The National Audit Office has published the High Speed Two: A Progress Update report

UK: The High Speed 2 programme is over budget and behind schedule because the Department for Transport, HS2 Ltd and government underestimated the complexity and risks, according to the National Audit Office’s High Speed Two: A Progress Update report published on January 24.

NAO said the ‘ambitious’ target opening date for Phase 1 had been set by comparison with other infrastructure programmes without taking into account that it was ‘much larger and more challenging’.

The report makes a series of recommendations covering the robustness of cost and schedule estimates, capabilities needed to manage a programme of this scale and oversight required.

‘There are important lessons to be learned from HS2, not only for the Department for Transport and HS2 Ltd, but for other major infrastructure programmes’, said NAO head Gareth Davies. ‘To ensure public trust, the Department and HS2 Ltd must be transparent and provide realistic assessments of costs and completion dates as the programme develops, recognising the many risks to the successful delivery of the railway that remain.’

Responses

Responding to the NAO report, HS2 Ltd said the revised costings and schedule were already widely known, significant improvements to the organisation had been made and ministers now had ‘robust’ cost estimates for Phase 1.

The High Speed Rail Group said ‘HS2 must be completed in full, without further dither and delay. The alternatives spoken of are many years behind HS2 in terms of readiness to begin work and some, like Northern Powerhouse Rail, require HS2 to be delivered to realise their full benefits.’

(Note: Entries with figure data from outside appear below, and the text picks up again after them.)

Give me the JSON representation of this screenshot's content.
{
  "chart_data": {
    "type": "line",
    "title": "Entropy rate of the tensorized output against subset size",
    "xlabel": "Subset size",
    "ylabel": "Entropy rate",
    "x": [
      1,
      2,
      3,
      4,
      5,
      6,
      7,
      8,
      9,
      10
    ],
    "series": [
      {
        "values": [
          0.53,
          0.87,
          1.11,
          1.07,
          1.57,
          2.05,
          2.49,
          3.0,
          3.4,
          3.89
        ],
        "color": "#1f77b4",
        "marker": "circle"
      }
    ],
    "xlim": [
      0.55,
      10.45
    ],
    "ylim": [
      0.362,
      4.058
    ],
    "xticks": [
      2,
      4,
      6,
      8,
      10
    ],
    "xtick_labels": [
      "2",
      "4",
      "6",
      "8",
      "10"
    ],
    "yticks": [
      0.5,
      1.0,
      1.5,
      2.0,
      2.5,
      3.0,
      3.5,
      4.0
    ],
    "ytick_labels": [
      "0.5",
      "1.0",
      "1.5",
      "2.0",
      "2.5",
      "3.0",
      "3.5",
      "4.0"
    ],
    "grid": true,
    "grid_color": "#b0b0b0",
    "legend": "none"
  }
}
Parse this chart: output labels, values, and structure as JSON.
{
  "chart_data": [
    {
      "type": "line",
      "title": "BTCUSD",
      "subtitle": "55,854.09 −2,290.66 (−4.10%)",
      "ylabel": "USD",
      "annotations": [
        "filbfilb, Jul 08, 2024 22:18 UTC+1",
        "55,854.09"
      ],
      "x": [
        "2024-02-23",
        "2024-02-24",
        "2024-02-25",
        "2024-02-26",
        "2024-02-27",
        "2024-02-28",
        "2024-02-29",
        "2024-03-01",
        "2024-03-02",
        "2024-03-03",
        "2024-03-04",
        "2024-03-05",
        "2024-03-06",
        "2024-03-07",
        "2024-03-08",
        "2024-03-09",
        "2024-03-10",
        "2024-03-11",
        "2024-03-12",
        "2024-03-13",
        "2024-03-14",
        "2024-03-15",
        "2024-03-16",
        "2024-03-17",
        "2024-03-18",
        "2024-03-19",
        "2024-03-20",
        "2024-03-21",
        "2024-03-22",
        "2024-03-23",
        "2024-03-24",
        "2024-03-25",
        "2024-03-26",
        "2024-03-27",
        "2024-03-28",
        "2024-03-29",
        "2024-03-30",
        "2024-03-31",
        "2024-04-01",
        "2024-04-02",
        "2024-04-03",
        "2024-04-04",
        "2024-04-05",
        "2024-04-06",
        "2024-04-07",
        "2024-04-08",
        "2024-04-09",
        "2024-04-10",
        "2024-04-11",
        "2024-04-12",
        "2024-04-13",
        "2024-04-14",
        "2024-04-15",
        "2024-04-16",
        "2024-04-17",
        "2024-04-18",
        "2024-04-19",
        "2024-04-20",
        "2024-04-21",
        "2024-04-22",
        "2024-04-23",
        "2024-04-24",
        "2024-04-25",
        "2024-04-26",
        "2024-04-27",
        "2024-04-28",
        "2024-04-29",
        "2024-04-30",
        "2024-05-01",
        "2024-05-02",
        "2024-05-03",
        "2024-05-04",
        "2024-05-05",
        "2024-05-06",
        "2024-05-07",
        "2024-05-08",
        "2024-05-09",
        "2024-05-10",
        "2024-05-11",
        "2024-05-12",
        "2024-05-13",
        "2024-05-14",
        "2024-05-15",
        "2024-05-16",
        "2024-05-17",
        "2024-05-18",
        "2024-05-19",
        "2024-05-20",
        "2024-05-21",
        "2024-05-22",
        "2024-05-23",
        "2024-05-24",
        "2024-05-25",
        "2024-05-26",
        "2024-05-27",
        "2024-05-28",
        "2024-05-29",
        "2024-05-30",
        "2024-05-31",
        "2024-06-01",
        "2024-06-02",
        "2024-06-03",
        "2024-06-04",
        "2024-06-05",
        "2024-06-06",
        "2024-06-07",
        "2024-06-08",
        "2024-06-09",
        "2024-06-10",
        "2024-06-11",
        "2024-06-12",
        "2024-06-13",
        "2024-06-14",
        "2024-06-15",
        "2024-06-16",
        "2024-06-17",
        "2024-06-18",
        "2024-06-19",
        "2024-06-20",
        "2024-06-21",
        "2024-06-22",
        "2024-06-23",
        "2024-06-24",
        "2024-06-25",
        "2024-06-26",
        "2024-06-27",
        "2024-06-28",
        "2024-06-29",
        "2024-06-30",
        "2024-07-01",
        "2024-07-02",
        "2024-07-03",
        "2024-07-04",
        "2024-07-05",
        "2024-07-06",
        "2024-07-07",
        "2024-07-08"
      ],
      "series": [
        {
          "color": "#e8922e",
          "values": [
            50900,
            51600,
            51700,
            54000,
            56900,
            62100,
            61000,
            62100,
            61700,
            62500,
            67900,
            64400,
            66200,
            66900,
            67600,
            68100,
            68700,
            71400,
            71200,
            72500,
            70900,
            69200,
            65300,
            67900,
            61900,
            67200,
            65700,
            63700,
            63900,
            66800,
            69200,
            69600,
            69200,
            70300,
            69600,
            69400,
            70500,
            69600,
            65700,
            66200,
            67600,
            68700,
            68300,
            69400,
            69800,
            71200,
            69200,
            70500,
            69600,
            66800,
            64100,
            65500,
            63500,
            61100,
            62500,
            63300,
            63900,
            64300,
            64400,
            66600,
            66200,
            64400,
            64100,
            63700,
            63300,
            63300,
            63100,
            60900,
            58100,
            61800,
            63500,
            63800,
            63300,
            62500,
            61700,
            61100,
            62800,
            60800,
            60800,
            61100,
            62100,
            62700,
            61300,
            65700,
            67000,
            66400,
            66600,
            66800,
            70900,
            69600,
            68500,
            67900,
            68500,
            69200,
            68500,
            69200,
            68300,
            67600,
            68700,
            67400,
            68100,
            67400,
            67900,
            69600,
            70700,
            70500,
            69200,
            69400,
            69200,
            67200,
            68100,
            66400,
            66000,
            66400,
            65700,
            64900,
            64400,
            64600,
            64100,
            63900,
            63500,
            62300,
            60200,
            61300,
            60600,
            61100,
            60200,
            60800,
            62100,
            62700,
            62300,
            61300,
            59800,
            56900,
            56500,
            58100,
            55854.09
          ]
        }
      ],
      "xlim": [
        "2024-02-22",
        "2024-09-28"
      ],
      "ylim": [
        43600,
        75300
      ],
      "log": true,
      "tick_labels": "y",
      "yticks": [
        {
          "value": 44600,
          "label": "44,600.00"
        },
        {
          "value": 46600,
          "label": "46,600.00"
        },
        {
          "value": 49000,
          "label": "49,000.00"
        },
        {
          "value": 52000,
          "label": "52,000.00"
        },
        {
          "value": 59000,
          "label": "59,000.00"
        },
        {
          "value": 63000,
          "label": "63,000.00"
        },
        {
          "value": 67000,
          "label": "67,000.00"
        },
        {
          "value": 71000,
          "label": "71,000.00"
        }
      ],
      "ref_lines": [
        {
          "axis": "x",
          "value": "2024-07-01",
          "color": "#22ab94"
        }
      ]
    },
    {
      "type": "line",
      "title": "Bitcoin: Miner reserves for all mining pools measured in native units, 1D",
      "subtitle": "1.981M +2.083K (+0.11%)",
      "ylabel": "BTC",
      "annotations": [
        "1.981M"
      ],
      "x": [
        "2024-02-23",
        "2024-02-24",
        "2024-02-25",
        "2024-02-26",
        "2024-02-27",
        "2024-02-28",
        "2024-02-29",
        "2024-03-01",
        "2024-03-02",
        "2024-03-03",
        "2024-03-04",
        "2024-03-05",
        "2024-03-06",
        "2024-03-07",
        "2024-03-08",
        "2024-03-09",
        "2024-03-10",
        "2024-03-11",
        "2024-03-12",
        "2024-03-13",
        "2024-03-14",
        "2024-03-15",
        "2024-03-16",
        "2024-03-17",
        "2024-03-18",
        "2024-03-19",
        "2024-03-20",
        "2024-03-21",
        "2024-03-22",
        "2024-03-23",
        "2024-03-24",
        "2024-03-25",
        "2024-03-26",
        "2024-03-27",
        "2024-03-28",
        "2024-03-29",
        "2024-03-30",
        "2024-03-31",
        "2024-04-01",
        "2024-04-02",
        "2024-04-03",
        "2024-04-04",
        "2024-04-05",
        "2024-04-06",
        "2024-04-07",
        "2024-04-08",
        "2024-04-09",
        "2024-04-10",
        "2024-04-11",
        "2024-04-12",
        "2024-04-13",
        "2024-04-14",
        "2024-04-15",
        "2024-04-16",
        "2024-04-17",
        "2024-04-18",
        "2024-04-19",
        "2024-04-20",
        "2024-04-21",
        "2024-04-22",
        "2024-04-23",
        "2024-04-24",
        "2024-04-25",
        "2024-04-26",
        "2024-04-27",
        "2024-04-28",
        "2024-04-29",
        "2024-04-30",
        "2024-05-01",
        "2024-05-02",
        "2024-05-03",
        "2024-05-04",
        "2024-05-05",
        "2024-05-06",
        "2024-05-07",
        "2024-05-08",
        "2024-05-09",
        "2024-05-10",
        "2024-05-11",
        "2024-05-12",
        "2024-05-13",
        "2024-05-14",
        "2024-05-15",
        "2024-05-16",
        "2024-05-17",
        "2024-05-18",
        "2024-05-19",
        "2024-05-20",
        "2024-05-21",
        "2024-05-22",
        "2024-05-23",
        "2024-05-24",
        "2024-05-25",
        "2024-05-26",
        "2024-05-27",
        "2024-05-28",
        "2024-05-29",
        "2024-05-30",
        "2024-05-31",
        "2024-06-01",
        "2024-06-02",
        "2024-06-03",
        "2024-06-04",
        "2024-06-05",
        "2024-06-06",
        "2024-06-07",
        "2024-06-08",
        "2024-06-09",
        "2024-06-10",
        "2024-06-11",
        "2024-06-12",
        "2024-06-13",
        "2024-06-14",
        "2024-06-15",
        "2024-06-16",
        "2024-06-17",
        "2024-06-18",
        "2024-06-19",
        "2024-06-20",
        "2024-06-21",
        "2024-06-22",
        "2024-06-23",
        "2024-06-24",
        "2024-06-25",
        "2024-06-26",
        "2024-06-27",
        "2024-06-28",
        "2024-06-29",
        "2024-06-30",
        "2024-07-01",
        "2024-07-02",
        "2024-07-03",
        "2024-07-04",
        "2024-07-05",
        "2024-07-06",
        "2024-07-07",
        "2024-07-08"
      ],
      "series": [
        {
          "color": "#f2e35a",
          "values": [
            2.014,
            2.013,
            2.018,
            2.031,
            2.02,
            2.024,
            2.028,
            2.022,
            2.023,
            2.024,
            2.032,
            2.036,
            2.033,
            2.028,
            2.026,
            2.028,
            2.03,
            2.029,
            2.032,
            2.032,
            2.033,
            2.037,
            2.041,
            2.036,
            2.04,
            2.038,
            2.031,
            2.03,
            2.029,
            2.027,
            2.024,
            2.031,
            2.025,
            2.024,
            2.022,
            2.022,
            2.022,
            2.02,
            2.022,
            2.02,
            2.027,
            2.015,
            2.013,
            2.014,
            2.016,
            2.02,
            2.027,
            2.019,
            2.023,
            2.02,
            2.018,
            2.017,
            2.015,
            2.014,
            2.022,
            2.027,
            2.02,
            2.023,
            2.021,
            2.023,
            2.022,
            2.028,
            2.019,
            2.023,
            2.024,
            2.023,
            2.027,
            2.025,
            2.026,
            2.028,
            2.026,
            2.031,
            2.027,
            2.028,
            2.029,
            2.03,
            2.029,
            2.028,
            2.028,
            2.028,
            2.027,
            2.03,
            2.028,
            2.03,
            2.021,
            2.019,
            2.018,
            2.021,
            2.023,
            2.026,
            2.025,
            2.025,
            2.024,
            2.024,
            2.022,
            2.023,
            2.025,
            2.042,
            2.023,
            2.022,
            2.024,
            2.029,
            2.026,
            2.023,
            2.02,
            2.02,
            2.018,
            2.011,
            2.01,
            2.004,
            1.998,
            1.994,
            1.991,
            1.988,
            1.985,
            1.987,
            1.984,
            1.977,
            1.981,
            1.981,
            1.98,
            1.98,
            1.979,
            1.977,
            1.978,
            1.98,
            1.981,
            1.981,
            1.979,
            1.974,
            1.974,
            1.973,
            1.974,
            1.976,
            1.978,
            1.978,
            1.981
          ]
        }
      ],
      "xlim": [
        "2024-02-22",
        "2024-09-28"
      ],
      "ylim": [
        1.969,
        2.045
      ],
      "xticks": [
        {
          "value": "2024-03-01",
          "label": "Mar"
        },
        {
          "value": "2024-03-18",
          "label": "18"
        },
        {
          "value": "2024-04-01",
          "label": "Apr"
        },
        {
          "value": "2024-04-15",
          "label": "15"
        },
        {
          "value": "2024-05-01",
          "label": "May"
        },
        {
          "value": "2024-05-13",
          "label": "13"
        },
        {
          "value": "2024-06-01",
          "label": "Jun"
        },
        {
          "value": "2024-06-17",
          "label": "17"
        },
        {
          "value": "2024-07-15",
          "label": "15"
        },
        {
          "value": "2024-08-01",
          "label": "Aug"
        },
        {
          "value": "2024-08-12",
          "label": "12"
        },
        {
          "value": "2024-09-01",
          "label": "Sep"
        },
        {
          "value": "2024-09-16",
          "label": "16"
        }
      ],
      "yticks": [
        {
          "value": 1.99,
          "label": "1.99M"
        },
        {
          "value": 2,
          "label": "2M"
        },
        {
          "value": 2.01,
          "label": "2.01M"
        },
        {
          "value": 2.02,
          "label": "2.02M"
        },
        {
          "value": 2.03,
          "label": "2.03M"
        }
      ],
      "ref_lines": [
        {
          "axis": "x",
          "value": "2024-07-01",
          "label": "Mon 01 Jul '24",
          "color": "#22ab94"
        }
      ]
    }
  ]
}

The Rail Delivery Group said ‘it is time to inject some realism into the debate’ about HS2. ‘There are no shovel-ready alternatives’, said director of Nations & Regions Robert Nisbet. ‘To cancel it would be to worsen punctuality and overcrowding on the railway for years to come, throttling future economic growth and damaging the environment by encouraging car travel. By acting like a bypass, HS2 will shift long-distance trains onto a separate new line and enable the more frequent, punctual commuter services on existing tracks that people are already crying out for.’